The French presidential elections, run in two rounds on April 23 and May 7.
Le Pen is very likely to advance to the second-round final vote with Emmanuel Macron, the leading centrist candidate. Both politicians poll at about 25% currently, well ahead of other contenders. In the second round, Le Pen is expected receive only around 35% of the votes. That is well below the poll numbers of 2016’s seminal election winners: the “Leave” campaign in the U.K., and Donald Trump in the U.S. elections. But a terror attack or political bombshell might still make Le Pen a real contender in that final round on May 7.
The reasons for that are multifold, but the fact that France was the European focal point for terror attacks in recent years, and has for years had a complicated relation to immigrants, certainly plays a major role.
A possible election of Le Pen in France would be much more fatal to the European project than Brexit.
France was the EU’s Founding ‘Motor’
France, unlike the U.K., was a founding member of the EU just as The Netherlands was.
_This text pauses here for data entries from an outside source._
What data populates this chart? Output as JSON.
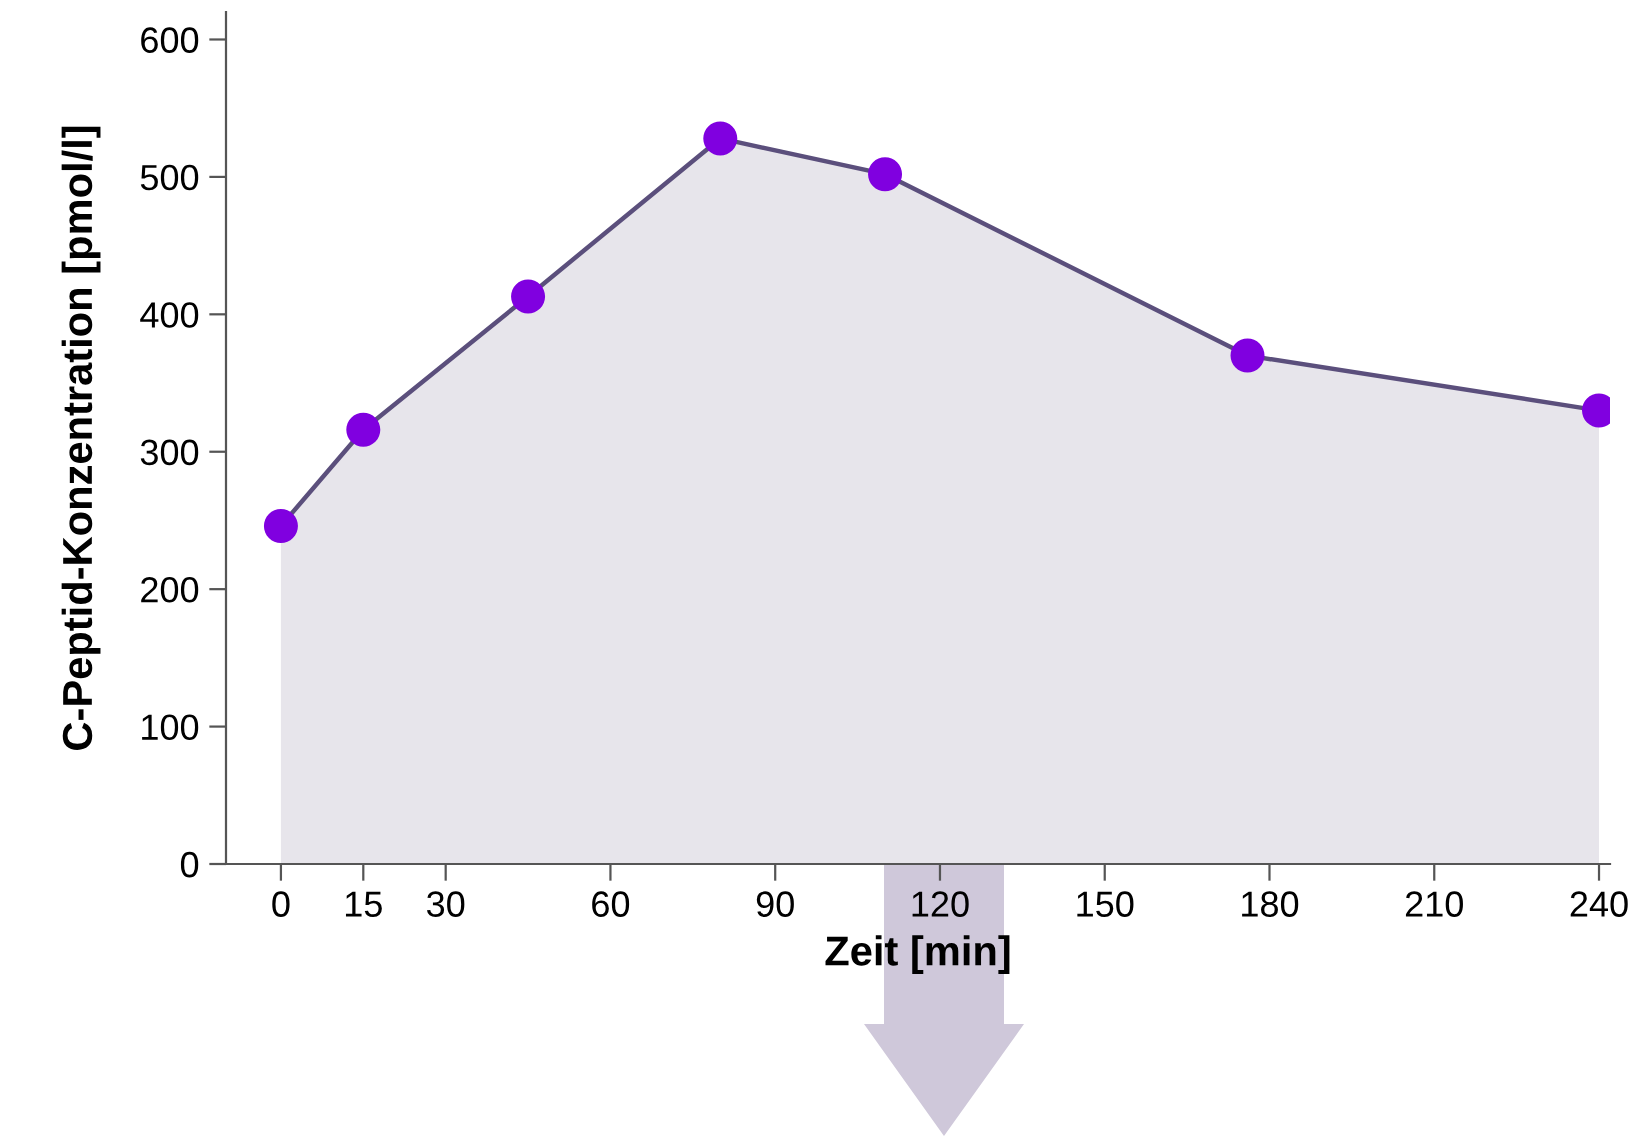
{
  "chart_data": {
    "type": "area",
    "xlabel": "Zeit [min]",
    "ylabel": "C-Peptid-Konzentration [pmol/l]",
    "x": [
      0,
      15,
      45,
      80,
      110,
      176,
      240
    ],
    "series": [
      {
        "color": "#5b4f7c",
        "colors": [
          "#8000e0",
          "#8000e0",
          "#8000e0",
          "#8000e0",
          "#8000e0",
          "#8000e0",
          "#8000e0"
        ],
        "values": [
          246,
          316,
          413,
          528,
          502,
          370,
          330
        ]
      }
    ],
    "xlim": [
      -10,
      242
    ],
    "ylim": [
      0,
      620
    ],
    "xticks": [
      0,
      15,
      30,
      60,
      90,
      120,
      150,
      180,
      210,
      240
    ],
    "yticks": [
      0,
      100,
      200,
      300,
      400,
      500,
      600
    ],
    "marker": "circle",
    "line_style": "solid",
    "grid": false,
    "legend": false
  }
}
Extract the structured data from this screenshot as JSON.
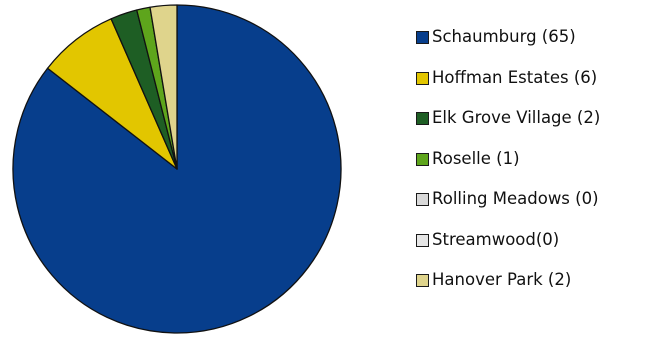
{
  "chart_data": {
    "type": "pie",
    "title": "",
    "start_angle_deg": 0,
    "direction": "clockwise",
    "legend_position": "right",
    "slices": [
      {
        "label": "Schaumburg (65)",
        "value": 65,
        "color": "#073e8c"
      },
      {
        "label": "Hoffman Estates (6)",
        "value": 6,
        "color": "#e2c600"
      },
      {
        "label": "Elk Grove Village (2)",
        "value": 2,
        "color": "#1e5e24"
      },
      {
        "label": "Roselle (1)",
        "value": 1,
        "color": "#5ea51c"
      },
      {
        "label": "Rolling Meadows (0)",
        "value": 0,
        "color": "#d9d9d9"
      },
      {
        "label": "Streamwood(0)",
        "value": 0,
        "color": "#e6e6e6"
      },
      {
        "label": "Hanover Park (2)",
        "value": 2,
        "color": "#dfd48c"
      }
    ]
  }
}
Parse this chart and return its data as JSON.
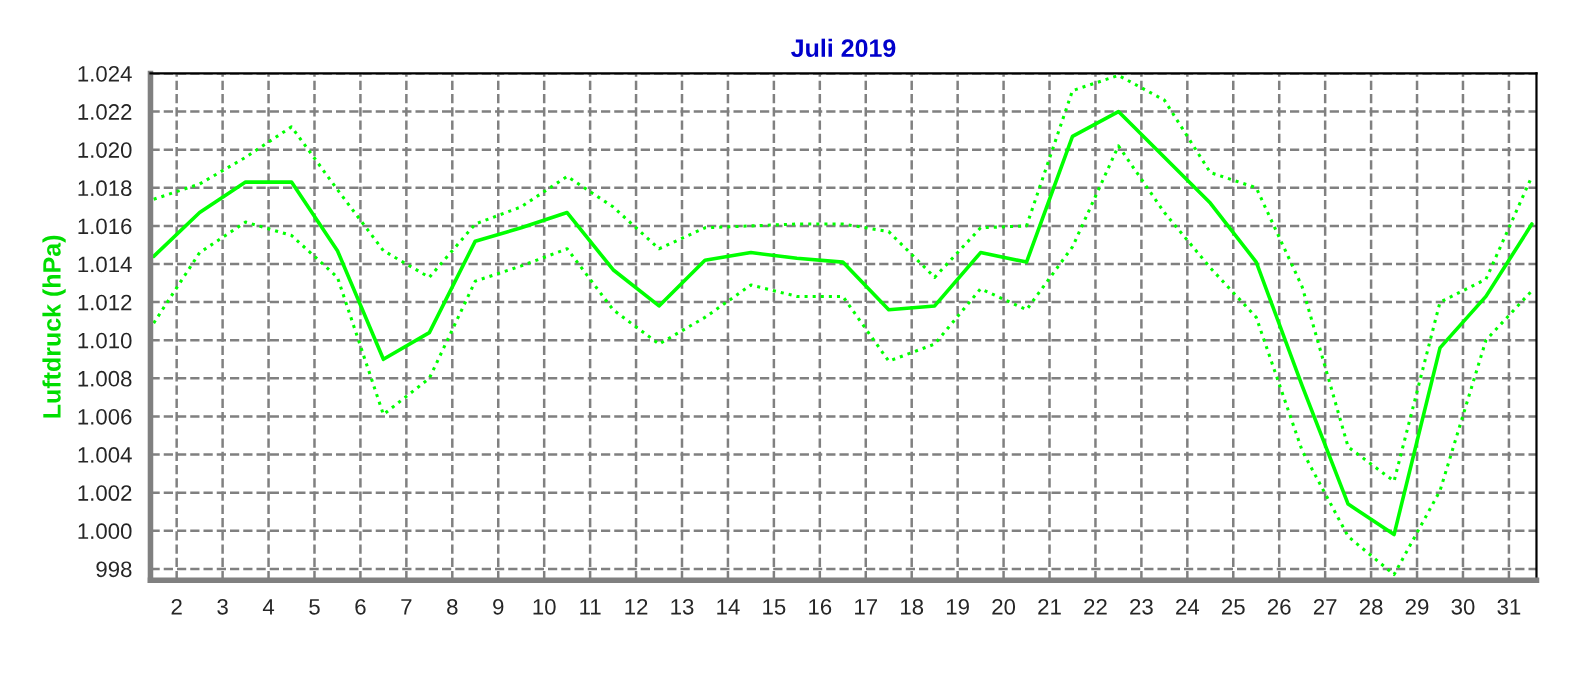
{
  "chart_data": {
    "type": "line",
    "title": "Juli 2019",
    "ylabel": "Luftdruck (hPa)",
    "x": [
      1.5,
      2.5,
      3.5,
      4.5,
      5.5,
      6.5,
      7.5,
      8.5,
      9.5,
      10.5,
      11.5,
      12.5,
      13.5,
      14.5,
      15.5,
      16.5,
      17.5,
      18.5,
      19.5,
      20.5,
      21.5,
      22.5,
      23.5,
      24.5,
      25.5,
      26.5,
      27.5,
      28.5,
      29.5,
      30.5,
      31.5
    ],
    "series": [
      {
        "color": "#00ff00",
        "line_style": "dotted",
        "values": [
          1017.4,
          1018.2,
          1019.6,
          1021.2,
          1017.9,
          1014.7,
          1013.3,
          1016.1,
          1017.0,
          1018.6,
          1017.0,
          1014.8,
          1015.9,
          1016.0,
          1016.1,
          1016.1,
          1015.7,
          1013.3,
          1015.9,
          1016.0,
          1023.1,
          1023.9,
          1022.6,
          1018.8,
          1018.0,
          1012.8,
          1004.4,
          1002.6,
          1012.0,
          1013.2,
          1018.6
        ]
      },
      {
        "color": "#00ff00",
        "line_style": "solid",
        "values": [
          1014.4,
          1016.7,
          1018.3,
          1018.3,
          1014.7,
          1009.0,
          1010.4,
          1015.2,
          1015.9,
          1016.7,
          1013.7,
          1011.8,
          1014.2,
          1014.6,
          1014.3,
          1014.1,
          1011.6,
          1011.8,
          1014.6,
          1014.1,
          1020.7,
          1022.0,
          1019.6,
          1017.2,
          1014.1,
          1007.6,
          1001.4,
          999.8,
          1009.6,
          1012.3,
          1016.1
        ]
      },
      {
        "color": "#00ff00",
        "line_style": "dotted",
        "values": [
          1010.9,
          1014.6,
          1016.2,
          1015.5,
          1013.3,
          1006.1,
          1008.0,
          1013.1,
          1013.9,
          1014.8,
          1011.6,
          1009.8,
          1011.2,
          1012.9,
          1012.3,
          1012.3,
          1008.9,
          1009.8,
          1012.7,
          1011.6,
          1014.9,
          1020.2,
          1016.7,
          1013.8,
          1011.2,
          1004.2,
          999.7,
          997.7,
          1002.1,
          1010.0,
          1012.6
        ]
      }
    ],
    "xlim": [
      1.43,
      31.6
    ],
    "xticks": [
      2,
      3,
      4,
      5,
      6,
      7,
      8,
      9,
      10,
      11,
      12,
      13,
      14,
      15,
      16,
      17,
      18,
      19,
      20,
      21,
      22,
      23,
      24,
      25,
      26,
      27,
      28,
      29,
      30,
      31
    ],
    "ylim": [
      997.4,
      1024
    ],
    "yticks": [
      {
        "value": 998,
        "label": "998"
      },
      {
        "value": 1000,
        "label": "1.000"
      },
      {
        "value": 1002,
        "label": "1.002"
      },
      {
        "value": 1004,
        "label": "1.004"
      },
      {
        "value": 1006,
        "label": "1.006"
      },
      {
        "value": 1008,
        "label": "1.008"
      },
      {
        "value": 1010,
        "label": "1.010"
      },
      {
        "value": 1012,
        "label": "1.012"
      },
      {
        "value": 1014,
        "label": "1.014"
      },
      {
        "value": 1016,
        "label": "1.016"
      },
      {
        "value": 1018,
        "label": "1.018"
      },
      {
        "value": 1020,
        "label": "1.020"
      },
      {
        "value": 1022,
        "label": "1.022"
      },
      {
        "value": 1024,
        "label": "1.024"
      }
    ],
    "grid": true,
    "legend": false
  }
}
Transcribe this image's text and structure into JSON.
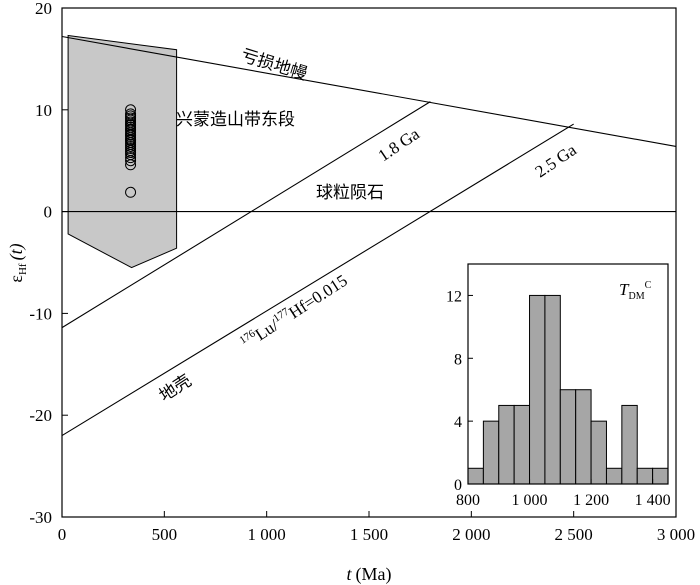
{
  "chart_data": {
    "type": "line",
    "xlabel_italic": "t",
    "xlabel_unit": "(Ma)",
    "ylabel_main": "ε",
    "ylabel_sub": "Hf",
    "ylabel_paren": "(t)",
    "xlim": [
      0,
      3000
    ],
    "ylim": [
      -30,
      20
    ],
    "x_ticks": [
      0,
      500,
      1000,
      1500,
      2000,
      2500,
      3000
    ],
    "x_tick_labels": [
      "0",
      "500",
      "1 000",
      "1 500",
      "2 000",
      "2 500",
      "3 000"
    ],
    "y_ticks": [
      -30,
      -20,
      -10,
      0,
      10,
      20
    ],
    "y_tick_labels": [
      "-30",
      "-20",
      "-10",
      "0",
      "10",
      "20"
    ],
    "lines": [
      {
        "label": "亏损地幔",
        "points": [
          [
            0,
            17.2
          ],
          [
            3000,
            6.4
          ]
        ]
      },
      {
        "label": "球粒陨石",
        "points": [
          [
            0,
            0
          ],
          [
            3000,
            0
          ]
        ]
      },
      {
        "label": "1.8 Ga",
        "points": [
          [
            0,
            -11.4
          ],
          [
            1800,
            10.8
          ]
        ]
      },
      {
        "label": "2.5 Ga",
        "points": [
          [
            0,
            -22.0
          ],
          [
            2500,
            8.6
          ]
        ]
      }
    ],
    "region": {
      "label": "兴蒙造山带东段",
      "polygon": [
        [
          30,
          17.3
        ],
        [
          560,
          15.9
        ],
        [
          560,
          -3.6
        ],
        [
          340,
          -5.5
        ],
        [
          30,
          -2.2
        ]
      ]
    },
    "samples": {
      "x": 335,
      "y": [
        10.0,
        9.6,
        9.4,
        9.2,
        9.0,
        8.8,
        8.6,
        8.5,
        8.3,
        8.1,
        8.0,
        7.8,
        7.6,
        7.5,
        7.3,
        7.1,
        7.0,
        6.8,
        6.6,
        6.4,
        6.2,
        6.0,
        5.8,
        5.6,
        5.3,
        5.0,
        4.6,
        1.9
      ]
    },
    "annotations": {
      "dm": "亏损地幔",
      "chur": "球粒陨石",
      "ga18": "1.8 Ga",
      "ga25": "2.5 Ga",
      "region": "兴蒙造山带东段",
      "crust": "地壳",
      "ratio_sup1": "176",
      "ratio_lu": "Lu/",
      "ratio_sup2": "177",
      "ratio_hf": "Hf=0.015"
    },
    "inset": {
      "type": "bar",
      "title_main": "T",
      "title_sub": "DM",
      "title_sup": "C",
      "bin_width": 50,
      "bins_start": [
        800,
        850,
        900,
        950,
        1000,
        1050,
        1100,
        1150,
        1200,
        1250,
        1300,
        1350,
        1400
      ],
      "counts": [
        1,
        4,
        5,
        5,
        12,
        12,
        6,
        6,
        4,
        1,
        5,
        1,
        1
      ],
      "xlim": [
        800,
        1450
      ],
      "ylim": [
        0,
        14
      ],
      "x_ticks": [
        800,
        1000,
        1200,
        1400
      ],
      "x_tick_labels": [
        "800",
        "1 000",
        "1 200",
        "1 400"
      ],
      "y_ticks": [
        0,
        4,
        8,
        12
      ],
      "y_tick_labels": [
        "0",
        "4",
        "8",
        "12"
      ]
    }
  }
}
But more than The Netherlands, it was also the real motor behind the European integration, together with Germany. French politicians, particularly former EU Commission President Jacques Delors, are credited with shaping the European institutions we know today. Others, such as former President Francois Mitterrand, laid the foundations for the Franco-German tandem.
It is more likely that a moderately pro-European candidate will win the French elections with a more or less comfortable margin (65% to 35% according to projections).
However, experts had also predicted that Brexit would fail and that Hillary Clinton would become president of the United States in a landslide.